Stagnation of Western-led pipeline and overland transport projects through the region is the other issue of concern to GUAM countries. The group is appealing to the EU to revitalize these projects, particularly the long-planned trans-Caspian transport links, “without which GUAM’s transit potential could not fully develop, and the bridge between Europe and Asia could not be created,” as the Azerbaijani presidency noted when handing over the reins to Georgia in Batumi (Ministry of Foreign Affairs of Azerbaijan, “Report on GUAM during the Azerbaijani Presidency,” July 2008).

Some projects are being realized incrementally and on a relatively small scale, primarily through the efforts of GUAM countries themselves and short of the strategic scale that Brussels and Washington had envisaged before dropping the flag. During the Batumi summit, Presidents Saakashvili and Aliyev symbolically lit the gas stove in a Batumi apartment, inaugurating the flow of gas from Azerbaijan to this part of Georgia. Energy Ministers Natig Aliev of Azerbaijan and Alexandre Khetaguri of Georgia, Economics Minister Eka Sharashidze of Georgia, and Transport Minister Serik Ahmetov of Kazakhstan discussed plans to increase oil deliveries along the direct corridor from Kazakhstan to Azerbaijan and Georgian Black Sea ports, for further shipment to Ukraine and into the projected Odessa-Brody-Plock-Gdansk route. The energy summit held in Kyiv in May launched an updated, expanded version of this project.

The Georgian-led GUAM Secretariat and the International Road Union (IRU) announced the creation of a partnership at this summit. The IRU, an overarching organization representing trucking, bus, and other forms of the motor transportation business, has launched a New Eurasian Transport Initiative (NELTI) involving the GUAM countries. GUAM Secretary-General Valeri Chechelashvili and IRU Secretary-General Martin Marmy.presented the concept to the summit participants. It envisages the formation of a transport corridor Europe-Caucasus-Central Asia for freight services and passenger traffic, along the historic Silk Road. Trans-Black Sea and trans-Caspian ferryboat links for motor vehicles are key elements in this project (Statement by the GUAM Heads of State, July 1). NELTI might become one component in the overall Europe-Caucasus-Central Asia transit corridor, originally promoted as TRACECA by EU authorities in Brussels, but then relegated to the back burner of EU policy.

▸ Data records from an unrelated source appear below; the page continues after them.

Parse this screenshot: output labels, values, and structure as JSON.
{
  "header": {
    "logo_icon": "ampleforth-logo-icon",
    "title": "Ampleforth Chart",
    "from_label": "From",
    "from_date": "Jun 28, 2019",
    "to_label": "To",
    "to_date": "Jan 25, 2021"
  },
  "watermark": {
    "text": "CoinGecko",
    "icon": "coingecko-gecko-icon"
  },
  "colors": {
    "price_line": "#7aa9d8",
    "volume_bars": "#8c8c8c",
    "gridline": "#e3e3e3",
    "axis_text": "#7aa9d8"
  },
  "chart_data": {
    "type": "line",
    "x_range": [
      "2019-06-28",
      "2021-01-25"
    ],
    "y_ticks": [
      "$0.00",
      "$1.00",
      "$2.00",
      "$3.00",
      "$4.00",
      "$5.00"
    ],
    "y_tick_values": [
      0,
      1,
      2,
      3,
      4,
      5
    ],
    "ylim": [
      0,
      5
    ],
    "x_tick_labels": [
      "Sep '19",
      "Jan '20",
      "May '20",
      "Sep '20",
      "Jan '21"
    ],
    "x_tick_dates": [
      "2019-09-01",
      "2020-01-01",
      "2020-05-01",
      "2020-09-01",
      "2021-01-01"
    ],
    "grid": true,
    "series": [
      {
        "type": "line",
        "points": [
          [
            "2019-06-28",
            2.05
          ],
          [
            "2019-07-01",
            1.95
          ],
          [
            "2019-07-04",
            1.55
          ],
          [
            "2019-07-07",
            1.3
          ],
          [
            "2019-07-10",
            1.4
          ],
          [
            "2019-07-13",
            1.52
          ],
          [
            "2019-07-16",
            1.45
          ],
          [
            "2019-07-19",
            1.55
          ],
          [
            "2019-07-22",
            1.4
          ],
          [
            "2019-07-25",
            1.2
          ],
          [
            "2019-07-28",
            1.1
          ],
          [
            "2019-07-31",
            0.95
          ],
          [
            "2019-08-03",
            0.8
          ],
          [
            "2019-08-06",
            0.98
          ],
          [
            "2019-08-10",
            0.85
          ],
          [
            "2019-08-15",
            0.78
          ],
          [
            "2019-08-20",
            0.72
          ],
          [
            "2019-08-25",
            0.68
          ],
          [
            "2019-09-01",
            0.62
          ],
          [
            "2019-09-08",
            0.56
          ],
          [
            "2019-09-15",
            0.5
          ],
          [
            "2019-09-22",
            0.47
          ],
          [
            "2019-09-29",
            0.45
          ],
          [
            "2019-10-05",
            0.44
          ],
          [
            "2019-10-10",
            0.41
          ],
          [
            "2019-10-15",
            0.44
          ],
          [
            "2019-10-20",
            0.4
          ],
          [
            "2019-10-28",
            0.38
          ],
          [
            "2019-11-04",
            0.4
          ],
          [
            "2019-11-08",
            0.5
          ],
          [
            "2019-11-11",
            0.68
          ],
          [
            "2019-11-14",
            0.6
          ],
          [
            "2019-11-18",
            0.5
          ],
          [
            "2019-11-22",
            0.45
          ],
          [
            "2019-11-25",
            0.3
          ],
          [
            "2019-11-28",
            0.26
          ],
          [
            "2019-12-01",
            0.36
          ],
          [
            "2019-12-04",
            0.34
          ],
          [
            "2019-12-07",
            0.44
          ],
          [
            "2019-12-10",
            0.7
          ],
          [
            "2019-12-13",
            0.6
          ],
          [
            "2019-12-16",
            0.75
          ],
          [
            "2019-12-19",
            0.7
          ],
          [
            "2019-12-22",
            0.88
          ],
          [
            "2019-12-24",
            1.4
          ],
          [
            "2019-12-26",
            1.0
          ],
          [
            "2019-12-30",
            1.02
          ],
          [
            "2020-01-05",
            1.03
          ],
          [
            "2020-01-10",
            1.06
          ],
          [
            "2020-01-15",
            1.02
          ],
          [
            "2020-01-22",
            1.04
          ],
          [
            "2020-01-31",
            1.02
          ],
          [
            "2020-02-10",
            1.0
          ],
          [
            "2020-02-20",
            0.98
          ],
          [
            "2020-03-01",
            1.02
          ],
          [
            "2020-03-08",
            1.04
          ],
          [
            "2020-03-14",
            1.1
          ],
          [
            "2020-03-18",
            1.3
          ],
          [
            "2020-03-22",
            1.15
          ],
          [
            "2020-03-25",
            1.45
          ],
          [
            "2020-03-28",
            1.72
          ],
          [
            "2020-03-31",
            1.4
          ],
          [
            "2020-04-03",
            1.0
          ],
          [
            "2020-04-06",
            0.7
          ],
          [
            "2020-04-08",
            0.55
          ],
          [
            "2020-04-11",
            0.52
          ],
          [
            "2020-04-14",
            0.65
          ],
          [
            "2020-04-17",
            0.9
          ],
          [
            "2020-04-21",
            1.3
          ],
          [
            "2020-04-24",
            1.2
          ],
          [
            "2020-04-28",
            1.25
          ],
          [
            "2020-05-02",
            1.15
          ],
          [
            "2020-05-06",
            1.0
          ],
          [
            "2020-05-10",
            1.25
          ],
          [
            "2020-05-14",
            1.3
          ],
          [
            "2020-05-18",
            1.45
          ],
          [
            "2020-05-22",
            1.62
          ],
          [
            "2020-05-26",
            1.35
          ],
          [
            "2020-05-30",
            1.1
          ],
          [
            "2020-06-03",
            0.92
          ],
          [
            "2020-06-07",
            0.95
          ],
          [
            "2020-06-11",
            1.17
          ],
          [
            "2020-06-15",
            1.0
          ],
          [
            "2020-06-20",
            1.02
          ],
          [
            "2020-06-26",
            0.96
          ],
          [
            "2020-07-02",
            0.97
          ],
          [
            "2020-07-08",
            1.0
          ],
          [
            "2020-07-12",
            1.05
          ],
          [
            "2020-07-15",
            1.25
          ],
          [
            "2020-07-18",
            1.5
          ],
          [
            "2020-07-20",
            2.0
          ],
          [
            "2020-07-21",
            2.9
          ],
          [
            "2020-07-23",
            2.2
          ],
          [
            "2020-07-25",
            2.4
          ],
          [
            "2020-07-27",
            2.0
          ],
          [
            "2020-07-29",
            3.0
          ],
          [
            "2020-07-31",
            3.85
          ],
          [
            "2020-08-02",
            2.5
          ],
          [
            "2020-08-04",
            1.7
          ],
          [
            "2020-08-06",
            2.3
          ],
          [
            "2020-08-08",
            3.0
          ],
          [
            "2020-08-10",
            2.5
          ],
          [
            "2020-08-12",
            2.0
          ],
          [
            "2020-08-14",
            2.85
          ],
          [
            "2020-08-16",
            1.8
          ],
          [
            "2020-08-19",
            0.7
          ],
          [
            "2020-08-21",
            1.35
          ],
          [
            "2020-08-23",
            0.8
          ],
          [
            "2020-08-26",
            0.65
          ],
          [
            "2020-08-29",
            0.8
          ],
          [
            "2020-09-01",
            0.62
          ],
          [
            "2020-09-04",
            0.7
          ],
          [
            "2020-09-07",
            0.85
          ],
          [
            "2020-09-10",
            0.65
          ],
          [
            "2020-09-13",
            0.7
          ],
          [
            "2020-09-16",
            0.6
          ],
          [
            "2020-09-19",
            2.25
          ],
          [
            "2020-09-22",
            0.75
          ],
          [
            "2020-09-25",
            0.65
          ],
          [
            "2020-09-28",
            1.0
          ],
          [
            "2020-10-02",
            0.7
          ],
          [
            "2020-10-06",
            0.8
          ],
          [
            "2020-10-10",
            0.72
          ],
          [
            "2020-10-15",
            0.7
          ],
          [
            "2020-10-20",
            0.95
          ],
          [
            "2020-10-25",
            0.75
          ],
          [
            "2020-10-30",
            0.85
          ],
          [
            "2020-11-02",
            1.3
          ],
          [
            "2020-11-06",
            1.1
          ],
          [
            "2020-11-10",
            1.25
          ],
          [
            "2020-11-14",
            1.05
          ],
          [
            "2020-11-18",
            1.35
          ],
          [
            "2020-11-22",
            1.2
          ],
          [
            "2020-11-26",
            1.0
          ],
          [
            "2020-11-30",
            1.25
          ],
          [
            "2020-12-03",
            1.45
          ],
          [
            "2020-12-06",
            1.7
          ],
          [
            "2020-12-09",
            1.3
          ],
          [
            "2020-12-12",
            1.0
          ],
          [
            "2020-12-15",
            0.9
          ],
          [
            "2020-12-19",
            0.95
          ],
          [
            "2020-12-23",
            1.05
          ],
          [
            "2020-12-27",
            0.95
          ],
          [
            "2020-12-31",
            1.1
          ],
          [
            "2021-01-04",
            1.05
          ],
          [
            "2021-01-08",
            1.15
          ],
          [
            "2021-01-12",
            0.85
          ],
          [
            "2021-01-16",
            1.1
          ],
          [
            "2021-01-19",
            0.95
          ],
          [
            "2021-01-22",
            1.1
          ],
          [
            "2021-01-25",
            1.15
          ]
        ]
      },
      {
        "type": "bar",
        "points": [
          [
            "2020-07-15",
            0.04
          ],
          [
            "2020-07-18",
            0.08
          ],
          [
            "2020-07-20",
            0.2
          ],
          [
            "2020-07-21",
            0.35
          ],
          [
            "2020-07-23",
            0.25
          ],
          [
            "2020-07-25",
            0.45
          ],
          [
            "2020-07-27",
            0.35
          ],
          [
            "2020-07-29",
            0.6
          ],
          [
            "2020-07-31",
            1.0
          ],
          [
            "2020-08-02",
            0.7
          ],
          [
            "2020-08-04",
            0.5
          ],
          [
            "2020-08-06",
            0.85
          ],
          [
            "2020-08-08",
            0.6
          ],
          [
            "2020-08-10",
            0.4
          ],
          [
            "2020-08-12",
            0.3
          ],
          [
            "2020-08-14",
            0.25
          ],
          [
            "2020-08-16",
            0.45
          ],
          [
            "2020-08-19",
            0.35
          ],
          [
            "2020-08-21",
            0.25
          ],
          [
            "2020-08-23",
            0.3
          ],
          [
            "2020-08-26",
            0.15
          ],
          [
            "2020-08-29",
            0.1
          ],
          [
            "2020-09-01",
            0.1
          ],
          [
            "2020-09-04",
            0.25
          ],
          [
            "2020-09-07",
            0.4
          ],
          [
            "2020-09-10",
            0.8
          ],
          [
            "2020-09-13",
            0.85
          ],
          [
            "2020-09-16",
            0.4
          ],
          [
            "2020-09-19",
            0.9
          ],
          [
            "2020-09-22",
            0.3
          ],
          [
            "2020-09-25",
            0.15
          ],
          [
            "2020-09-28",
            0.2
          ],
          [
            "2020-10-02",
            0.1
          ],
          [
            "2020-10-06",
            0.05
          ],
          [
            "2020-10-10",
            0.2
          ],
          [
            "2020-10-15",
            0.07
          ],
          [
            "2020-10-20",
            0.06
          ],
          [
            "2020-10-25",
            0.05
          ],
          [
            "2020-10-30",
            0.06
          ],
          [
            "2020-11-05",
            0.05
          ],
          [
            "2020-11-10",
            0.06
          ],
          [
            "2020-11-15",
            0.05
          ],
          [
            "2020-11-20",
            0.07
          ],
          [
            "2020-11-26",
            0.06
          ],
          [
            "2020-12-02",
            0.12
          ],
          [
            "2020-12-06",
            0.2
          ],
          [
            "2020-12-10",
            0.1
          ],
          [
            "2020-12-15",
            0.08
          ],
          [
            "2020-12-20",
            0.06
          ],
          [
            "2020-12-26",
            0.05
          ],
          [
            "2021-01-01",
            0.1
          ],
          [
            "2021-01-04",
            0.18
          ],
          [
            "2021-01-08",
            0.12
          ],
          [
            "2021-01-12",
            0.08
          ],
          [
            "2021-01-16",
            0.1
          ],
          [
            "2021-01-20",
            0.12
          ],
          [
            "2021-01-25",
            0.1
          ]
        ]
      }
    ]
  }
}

Azerbaijan’s chairmanship of GUAM (June 2007-June 2008) proved to be the most efficient and dedicated chairmanship in GUAM’s institutional history. It collected and published for the first time the full record of GUAM documents and activities, from the organization’s inception in 1997 to date. It hosted three goal-oriented, project-based international conferences in Baku, and published the proceedings with full-scale policy recommendations concerning the protracted conflicts, energy development, and transportation (“Basic Principles for the Settlement of Conflicts on the Territories of GUAM States,” April 2008; “GUAM Transit,” April 2008; and “GUAM Development Strategy,” May 2008).

These contributions have laid the basis for a “GUAM acquis.” They also form a basis for GUAM’s incoming Georgian chairmanship to move forward.